Up next was his royal glumness, Bonnie ‘Prince’ Billy. Accompanied by a ragtag group of musicians (including the requisite tambourine-player/crowd stirrer), Oldham played a long, meandering set of gloomy balladry. Half the time, the songs felt like they were going to fall apart, and for about the first half of the set, it worked quite magically.
It felt less like we were in a club, and more like we were sitting on some back porch in yesteryear. The day’s harvesting was done, and we were spending the August night listening to Oldham and his ragtag group warble out one broken ballad after another. The vibe was so loose, I swear Oldham picked up some his band from the streets just before the show. I wouldn’t have been surprised if someone from the audience joined in on the jug or harmonica, and I don’t think anyone would’ve minded too much.
But like I said, it worked well at first. After awhile, it rambled on a little too much, and I had to go sit down. Again, some of the blame has to be placed on the sound. Much of the time, the instruments came together in a jumbled mess, bumping into and tripping all over each other. Then again, the songs were played so loosely that I’m sure half the set consisted of stray notes and misplayed chords. I’m not sure, but I think they even started making up new songs as they went along.

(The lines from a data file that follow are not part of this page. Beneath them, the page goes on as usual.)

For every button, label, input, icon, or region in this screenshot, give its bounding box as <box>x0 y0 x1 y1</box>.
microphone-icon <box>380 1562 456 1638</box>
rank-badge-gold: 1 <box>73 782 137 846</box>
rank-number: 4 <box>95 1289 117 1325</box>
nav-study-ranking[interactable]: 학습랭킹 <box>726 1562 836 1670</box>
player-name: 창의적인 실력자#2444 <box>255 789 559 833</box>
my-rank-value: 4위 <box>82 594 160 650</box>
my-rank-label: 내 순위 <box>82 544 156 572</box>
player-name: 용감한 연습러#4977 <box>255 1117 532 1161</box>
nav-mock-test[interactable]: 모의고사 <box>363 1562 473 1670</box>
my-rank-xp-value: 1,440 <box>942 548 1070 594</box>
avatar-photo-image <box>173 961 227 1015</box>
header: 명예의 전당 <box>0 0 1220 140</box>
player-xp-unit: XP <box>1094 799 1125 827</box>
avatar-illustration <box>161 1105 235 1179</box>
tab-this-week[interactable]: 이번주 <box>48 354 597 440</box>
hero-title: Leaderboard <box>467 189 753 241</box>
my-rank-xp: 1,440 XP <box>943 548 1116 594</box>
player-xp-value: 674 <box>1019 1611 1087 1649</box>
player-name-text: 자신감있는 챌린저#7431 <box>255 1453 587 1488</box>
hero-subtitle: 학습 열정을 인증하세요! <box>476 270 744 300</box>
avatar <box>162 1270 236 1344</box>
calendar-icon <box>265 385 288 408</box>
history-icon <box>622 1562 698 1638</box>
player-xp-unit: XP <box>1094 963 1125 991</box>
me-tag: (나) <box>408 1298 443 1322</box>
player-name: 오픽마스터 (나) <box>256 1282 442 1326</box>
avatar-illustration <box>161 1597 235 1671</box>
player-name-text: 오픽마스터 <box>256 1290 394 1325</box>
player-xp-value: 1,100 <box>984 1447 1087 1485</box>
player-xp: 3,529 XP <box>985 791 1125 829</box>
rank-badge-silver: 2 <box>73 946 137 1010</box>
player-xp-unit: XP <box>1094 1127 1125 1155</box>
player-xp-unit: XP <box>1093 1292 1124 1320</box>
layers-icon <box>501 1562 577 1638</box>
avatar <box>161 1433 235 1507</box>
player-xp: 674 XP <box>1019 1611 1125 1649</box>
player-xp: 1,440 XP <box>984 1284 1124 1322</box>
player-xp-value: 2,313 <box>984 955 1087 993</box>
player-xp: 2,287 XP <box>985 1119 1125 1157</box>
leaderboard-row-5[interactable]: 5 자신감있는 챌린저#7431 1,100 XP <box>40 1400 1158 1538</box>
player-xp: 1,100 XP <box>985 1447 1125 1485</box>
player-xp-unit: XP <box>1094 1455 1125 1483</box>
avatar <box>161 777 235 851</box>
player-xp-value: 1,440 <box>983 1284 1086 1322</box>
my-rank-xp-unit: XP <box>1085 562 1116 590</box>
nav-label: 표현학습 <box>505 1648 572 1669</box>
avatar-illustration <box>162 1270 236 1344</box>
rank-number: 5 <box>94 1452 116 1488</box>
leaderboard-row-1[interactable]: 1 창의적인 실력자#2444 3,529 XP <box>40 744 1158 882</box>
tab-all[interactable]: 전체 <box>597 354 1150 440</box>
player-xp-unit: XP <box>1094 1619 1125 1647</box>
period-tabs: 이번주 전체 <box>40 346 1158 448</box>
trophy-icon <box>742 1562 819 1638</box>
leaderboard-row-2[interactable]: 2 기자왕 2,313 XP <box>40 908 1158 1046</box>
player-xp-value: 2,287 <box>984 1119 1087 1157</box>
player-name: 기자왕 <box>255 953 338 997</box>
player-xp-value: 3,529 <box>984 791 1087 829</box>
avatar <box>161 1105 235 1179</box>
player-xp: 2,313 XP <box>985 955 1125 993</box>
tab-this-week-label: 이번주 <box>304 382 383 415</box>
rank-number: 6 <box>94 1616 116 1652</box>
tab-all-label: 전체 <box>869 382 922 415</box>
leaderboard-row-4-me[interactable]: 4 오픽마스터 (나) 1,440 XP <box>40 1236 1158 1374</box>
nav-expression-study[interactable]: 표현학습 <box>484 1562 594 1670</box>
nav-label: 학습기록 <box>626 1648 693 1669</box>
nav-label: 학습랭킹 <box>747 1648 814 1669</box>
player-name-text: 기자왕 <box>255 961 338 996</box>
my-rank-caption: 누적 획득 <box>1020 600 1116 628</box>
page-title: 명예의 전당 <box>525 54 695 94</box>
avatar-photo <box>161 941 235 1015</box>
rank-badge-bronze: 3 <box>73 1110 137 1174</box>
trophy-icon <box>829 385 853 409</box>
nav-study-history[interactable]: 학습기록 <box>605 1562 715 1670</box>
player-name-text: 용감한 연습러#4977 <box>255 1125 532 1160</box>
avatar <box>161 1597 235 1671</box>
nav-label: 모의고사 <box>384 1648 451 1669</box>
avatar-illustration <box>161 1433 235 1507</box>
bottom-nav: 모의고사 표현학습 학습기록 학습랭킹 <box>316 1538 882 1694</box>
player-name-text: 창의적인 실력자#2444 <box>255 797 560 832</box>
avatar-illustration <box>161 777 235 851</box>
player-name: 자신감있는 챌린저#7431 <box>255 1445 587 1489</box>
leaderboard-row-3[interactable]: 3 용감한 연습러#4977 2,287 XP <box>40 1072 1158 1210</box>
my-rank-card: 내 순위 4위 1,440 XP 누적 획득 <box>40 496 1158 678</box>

Still, there’s no denying that I got the shivers as soon as Oldham started into “I See a Darkness.” I’m not surprised that Johnny Cash covered this song on American III: Solitary Man. Maybe it’s just the week/month/summer I’ve had, but words like “Did you know how much I love you/Is a hope that somehow you/Could save me from this darkness?” hit me like a ton of bricks that night. That probably explains why that album hasn’t strayed far from my CD player since Monday night.